I believe that competitive athletes who want to get stronger need some degree of protein supplementation. You may be able to modify your diet to get this (more fish, chicken, etc.), but many of us rely on whey protein shakes especially after a hard workout to get more protein into the body. I do not recommend soy protein, as it’s not as readily useable by the body. Be sure to look hard at the ingredients though, as protein powders often have much more in them than just protein. I avoid artificial sweeteners and have found that it can be difficult in many brands of protein powder.

I think performance enhancing supplements are the second most dangerous next to weight-loss pills. That said, there are some I do believe work very well. Again, I think there is a potential risk, especially with long-term use and possible kidney damage. But if you’re willing to take some risk for performance, I would recommend arginine alpha-ketoglutarate and pre-workout Creatine in various forms. I don’t recommend Creatine loading. HMB (beta-hydroxy beta-methyl butyrate) also seems to offer potentially good results in muscle recovery. In general, I think it’s crucial to go entirely off these supplements periodically to keep your body producing necessary substances and to recover from possible over-supplementation.

There’s nothing wrong with a thriving supplement market. It currently amounts to around $22 billion annually, so don’t doubt big money behind the fancy labels on your supplement bottles. The FDA recently approved stricter regulations for purity testing by supplement manufacturers.
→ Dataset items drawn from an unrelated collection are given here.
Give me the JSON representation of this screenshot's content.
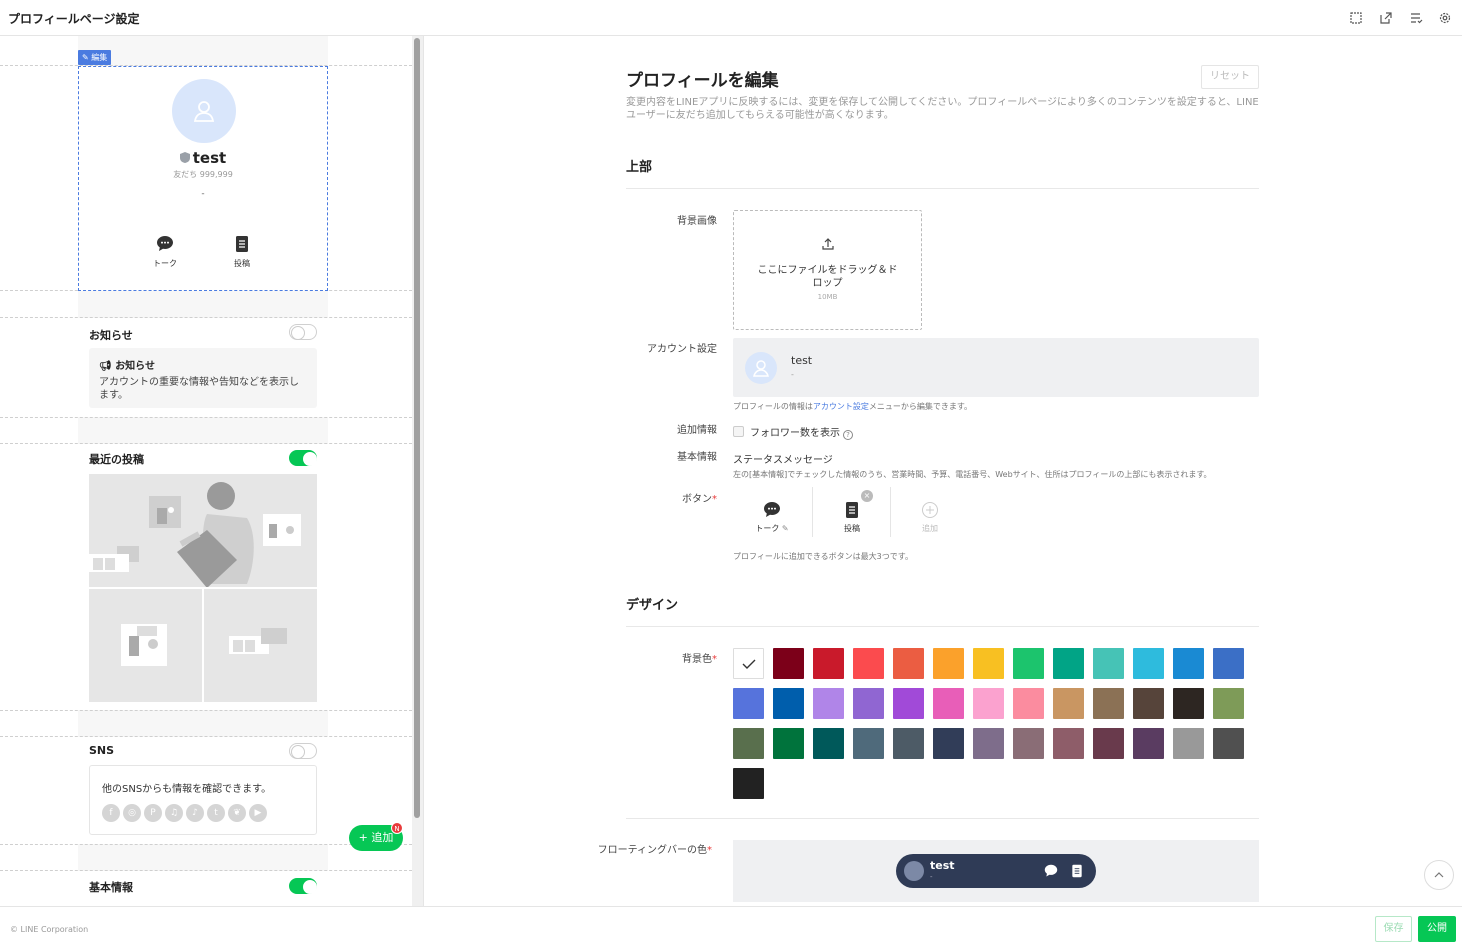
{
  "header": {
    "title": "プロフィールページ設定",
    "icons": [
      "layout-icon",
      "external-link-icon",
      "checklist-icon",
      "gear-icon"
    ]
  },
  "preview": {
    "edit_tag": "編集",
    "profile": {
      "name": "test",
      "friends": "友だち 999,999",
      "status": "-"
    },
    "buttons": [
      {
        "label": "トーク",
        "icon": "chat-icon"
      },
      {
        "label": "投稿",
        "icon": "post-icon"
      }
    ],
    "sections": {
      "notice": {
        "title": "お知らせ",
        "enabled": false,
        "box_title": "お知らせ",
        "box_desc": "アカウントの重要な情報や告知などを表示します。"
      },
      "posts": {
        "title": "最近の投稿",
        "enabled": true
      },
      "sns": {
        "title": "SNS",
        "enabled": false,
        "desc": "他のSNSからも情報を確認できます。",
        "icons": [
          "f",
          "◎",
          "P",
          "♫",
          "♪",
          "t",
          "❦",
          "▶"
        ]
      },
      "basic": {
        "title": "基本情報",
        "enabled": true
      }
    },
    "add_button": "+ 追加",
    "add_badge": "N"
  },
  "editor": {
    "title": "プロフィールを編集",
    "reset": "リセット",
    "desc": "変更内容をLINEアプリに反映するには、変更を保存して公開してください。プロフィールページにより多くのコンテンツを設定すると、LINEユーザーに友だち追加してもらえる可能性が高くなります。",
    "top_section": "上部",
    "bg_image": {
      "label": "背景画像",
      "drop_text": "ここにファイルをドラッグ＆ドロップ",
      "size": "10MB"
    },
    "account": {
      "label": "アカウント設定",
      "name": "test",
      "status": "-",
      "note_pre": "プロフィールの情報は",
      "note_link": "アカウント設定",
      "note_post": "メニューから編集できます。"
    },
    "extra": {
      "label": "追加情報",
      "checkbox": "フォロワー数を表示",
      "checked": false
    },
    "basic": {
      "label": "基本情報",
      "value": "ステータスメッセージ",
      "note": "左の[基本情報]でチェックした情報のうち、営業時間、予算、電話番号、Webサイト、住所はプロフィールの上部にも表示されます。"
    },
    "buttons": {
      "label": "ボタン",
      "slots": [
        {
          "label": "トーク"
        },
        {
          "label": "投稿"
        },
        {
          "label": "追加"
        }
      ],
      "note": "プロフィールに追加できるボタンは最大3つです。"
    },
    "design_section": "デザイン",
    "bg_color": {
      "label": "背景色",
      "selected": 0,
      "colors": [
        "#ffffff",
        "#7c0019",
        "#c91a2b",
        "#fb4b4e",
        "#eb5d42",
        "#fba12b",
        "#f8c022",
        "#1cc46d",
        "#01a486",
        "#46c3b6",
        "#2ebbdd",
        "#1a8ad3",
        "#3b6fc6",
        "#5673dc",
        "#005eac",
        "#b085e8",
        "#9066d2",
        "#a14ad8",
        "#e85eb8",
        "#fba2cf",
        "#fb8c9f",
        "#c99662",
        "#8b7155",
        "#56443a",
        "#2d2622",
        "#7e9b58",
        "#596f4d",
        "#00733c",
        "#00595a",
        "#4f6a7b",
        "#4d5b66",
        "#313d58",
        "#7e6d8b",
        "#8a6d76",
        "#8e5d69",
        "#693a4c",
        "#5a3c61",
        "#999999",
        "#505050",
        "#222222"
      ]
    },
    "float_bar": {
      "label": "フローティングバーの色",
      "name": "test",
      "status": "-"
    }
  },
  "footer": {
    "copyright": "© LINE Corporation",
    "save": "保存",
    "publish": "公開"
  }
}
This won’t go entirely into effect for a couple of years, but it should eventually help to assure the quality of the supplements coming into the market.

It is vital to understand what you’re putting into your body and in what quantities. It’s good to be skeptical because much of the hype behind supplements is nothing but creative marketing. On the other hand, while the information may be scattered and still a little sketchy, I do believe that in general most of us, especially in the US, require some vitamin and mineral supplementation to be as healthy as we can be. But I also think we get far too excited about new supplements, hoping they’ll be the next magic pill that will make us leaner and stronger without all the hard work.